Crónicas. Es más fácil relatar lo que te sucede, sobre todo si es reciente, que inventar una situación.
Trato de detenerme a menudo y de disfrutar de mi alrededor. Aunque a veces no es posible, claro.

Agregado, winpick

Ojalá, todavia, ojalá...

Francisco: Pues si, amigo. Las respuestas son muchas veces más sencillas de lo que las hacemos. Y saber apreciar lo que uno tiene y no estar pensando en lo que le falta puede parecer conformista, pero es necesario para vivir en calma.

No tengo tu mail, Jorge...

Jorge Santos dijo...

jsantos@do.cirsa.com
pero te mande un mail a la dirección que me diste en el blog, quizá lo tengas en no deseado o algo así, o quizá por capricho de la informática no llegó.
Un saludo.

José L Ferreiro dijo...

Muy grande Albert. Nunca pierdas la empatía que demuestras continuamente. Una imagen que tengo grabada desde la infancia es ver a una persona pidiendo en la calle, pasar a su lado cogido de la mano de mi madre y no entender por qué no se paraba y le daba unas monedas. Ahora yo paso todos los días delante de muchas personas (no necesariamente pobres)que piden (dinero o ayuda en alguna cosa) y no me paro ni siquiera a mirarles la cara. Supongo que pienso que bastante tengo yo con mis problemas para solucionar los de los demás.

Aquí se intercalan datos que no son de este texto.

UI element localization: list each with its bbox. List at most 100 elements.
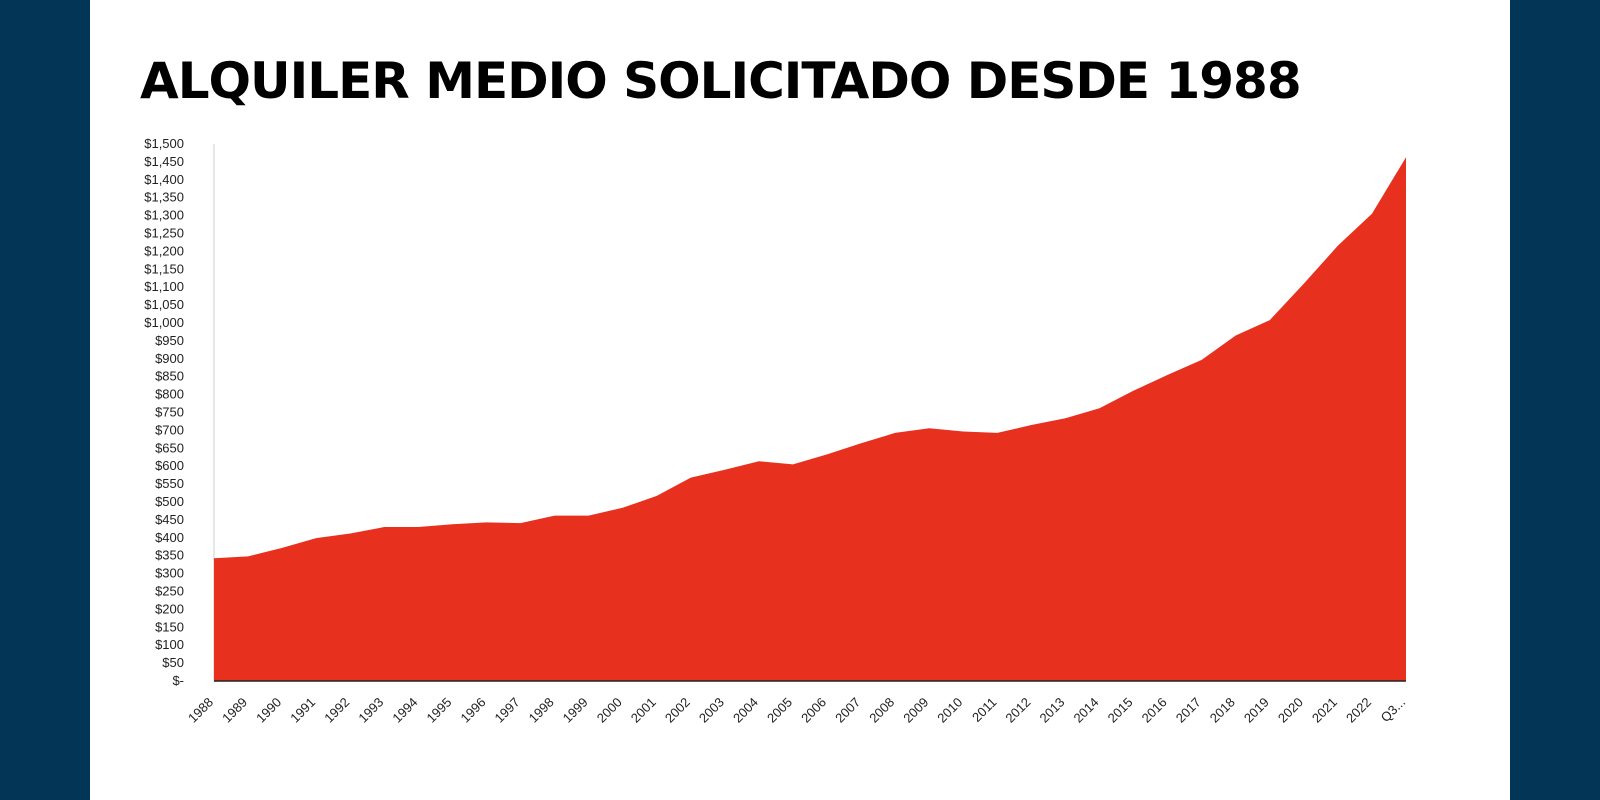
data-point <box>689 476 693 480</box>
y-tick-label: $150 <box>155 619 184 634</box>
x-tick-label: 2021 <box>1309 695 1340 726</box>
y-tick-label: $1,500 <box>144 136 184 151</box>
data-point <box>484 520 488 524</box>
data-point <box>246 554 250 558</box>
x-tick-label: 2014 <box>1071 695 1102 726</box>
data-point <box>859 441 863 445</box>
y-tick-label: $400 <box>155 530 184 545</box>
chart-title: ALQUILER MEDIO SOLICITADO DESDE 1988 <box>140 52 1302 110</box>
x-tick-label: 1989 <box>219 695 250 726</box>
data-point <box>791 462 795 466</box>
y-tick-label: $500 <box>155 494 184 509</box>
area-series <box>214 157 1406 681</box>
x-tick-label: 1999 <box>560 695 591 726</box>
x-tick-label: 2001 <box>628 695 659 726</box>
x-tick-label: 2002 <box>662 695 693 726</box>
data-point <box>553 514 557 518</box>
x-tick-label: Q3... <box>1378 695 1409 726</box>
data-point <box>450 522 454 526</box>
y-tick-label: $250 <box>155 584 184 599</box>
data-point <box>961 429 965 433</box>
data-point <box>893 431 897 435</box>
data-point <box>1063 416 1067 420</box>
y-tick-label: $600 <box>155 458 184 473</box>
data-point <box>1132 389 1136 393</box>
x-tick-label: 2006 <box>798 695 829 726</box>
y-tick-label: $1,150 <box>144 261 184 276</box>
plot-area: $- $50 $100 $150 $200 $250 $300 $350 $400 $450 $50… <box>144 136 1408 726</box>
x-tick-label: 1996 <box>458 695 489 726</box>
y-tick-label: $1,400 <box>144 172 184 187</box>
x-tick-label: 1990 <box>253 695 284 726</box>
y-tick-label: $1,050 <box>144 297 184 312</box>
x-tick-label: 2017 <box>1173 695 1204 726</box>
x-tick-label: 2018 <box>1207 695 1238 726</box>
y-tick-label: $1,450 <box>144 154 184 169</box>
x-tick-label: 1992 <box>321 695 352 726</box>
y-tick-label: $550 <box>155 476 184 491</box>
x-tick-label: 2008 <box>866 695 897 726</box>
data-point <box>723 468 727 472</box>
y-tick-label: $350 <box>155 548 184 563</box>
data-point <box>1404 155 1408 159</box>
x-tick-label: 2013 <box>1036 695 1067 726</box>
y-tick-label: $900 <box>155 351 184 366</box>
x-tick-label: 1994 <box>389 695 420 726</box>
data-point <box>825 452 829 456</box>
x-tick-label: 2012 <box>1002 695 1033 726</box>
y-tick-label: $100 <box>155 637 184 652</box>
y-tick-label: $700 <box>155 422 184 437</box>
data-point <box>757 459 761 463</box>
data-point <box>1370 212 1374 216</box>
y-tick-label: $50 <box>162 655 184 670</box>
chart-card: ALQUILER MEDIO SOLICITADO DESDE 1988 $- $… <box>90 0 1510 800</box>
data-point <box>621 506 625 510</box>
y-tick-label: $450 <box>155 512 184 527</box>
y-tick-label: $200 <box>155 601 184 616</box>
x-tick-label: 1988 <box>185 695 216 726</box>
x-tick-label: 2005 <box>764 695 795 726</box>
y-tick-label: $- <box>172 673 184 688</box>
data-point <box>1166 373 1170 377</box>
data-point <box>1200 358 1204 362</box>
x-tick-label: 1993 <box>355 695 386 726</box>
data-point <box>655 494 659 498</box>
x-tick-label: 2003 <box>696 695 727 726</box>
x-tick-label: 2000 <box>594 695 625 726</box>
y-tick-label: $650 <box>155 440 184 455</box>
x-tick-label: 2007 <box>832 695 863 726</box>
x-tick-label: 1997 <box>492 695 523 726</box>
data-point <box>519 521 523 525</box>
y-tick-label: $1,100 <box>144 279 184 294</box>
data-point <box>995 431 999 435</box>
y-tick-label: $1,000 <box>144 315 184 330</box>
x-tick-label: 2022 <box>1343 695 1374 726</box>
data-point <box>212 556 216 560</box>
data-point <box>280 546 284 550</box>
y-tick-label: $950 <box>155 333 184 348</box>
data-point <box>382 525 386 529</box>
data-point <box>1336 244 1340 248</box>
x-tick-label: 2020 <box>1275 695 1306 726</box>
data-point <box>1234 334 1238 338</box>
data-point <box>587 514 591 518</box>
y-tick-label: $1,300 <box>144 208 184 223</box>
x-tick-label: 1998 <box>526 695 557 726</box>
data-point <box>1268 318 1272 322</box>
x-tick-label: 2019 <box>1241 695 1272 726</box>
data-point <box>314 536 318 540</box>
y-tick-label: $800 <box>155 387 184 402</box>
y-tick-label: $850 <box>155 369 184 384</box>
data-point <box>927 426 931 430</box>
y-tick-label: $750 <box>155 405 184 420</box>
data-point <box>348 532 352 536</box>
x-tick-label: 2016 <box>1139 695 1170 726</box>
x-tick-label: 2010 <box>934 695 965 726</box>
data-point <box>1097 406 1101 410</box>
x-tick-label: 1995 <box>423 695 454 726</box>
y-tick-label: $1,250 <box>144 226 184 241</box>
data-point <box>1302 282 1306 286</box>
x-tick-label: 2011 <box>969 695 999 725</box>
data-point <box>1029 423 1033 427</box>
y-tick-label: $1,200 <box>144 243 184 258</box>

Por lo menos a veces me queda una quemazón por dentro que me dice: "hijo de puta, ¿qué, no haces nada?. Es la penitencia que pago, pero es muy triste. Vamos corriendo todo el tiempo para ganar más, gustar más, comprar más... sin pararnos a pensar hacia donde corremos. Es la dirección correcta o nos estamos alejando de la meta. Es más, ¿tenemos una meta clara y es ésta coherente?. El instinto de supervivencia y la cantidad de cabrones con los que te encuentras por la vida te hacen perder la inocencia y ser más resistente, pero a qué precio. Gracias por hacerme recordar que tengo que cultivar la pequeña parte de mi alma de niño que me quede. Probablemente sea la más relevante de mi ser y la que más valga la pena.

miauson dijo...

buen post Albert !!!!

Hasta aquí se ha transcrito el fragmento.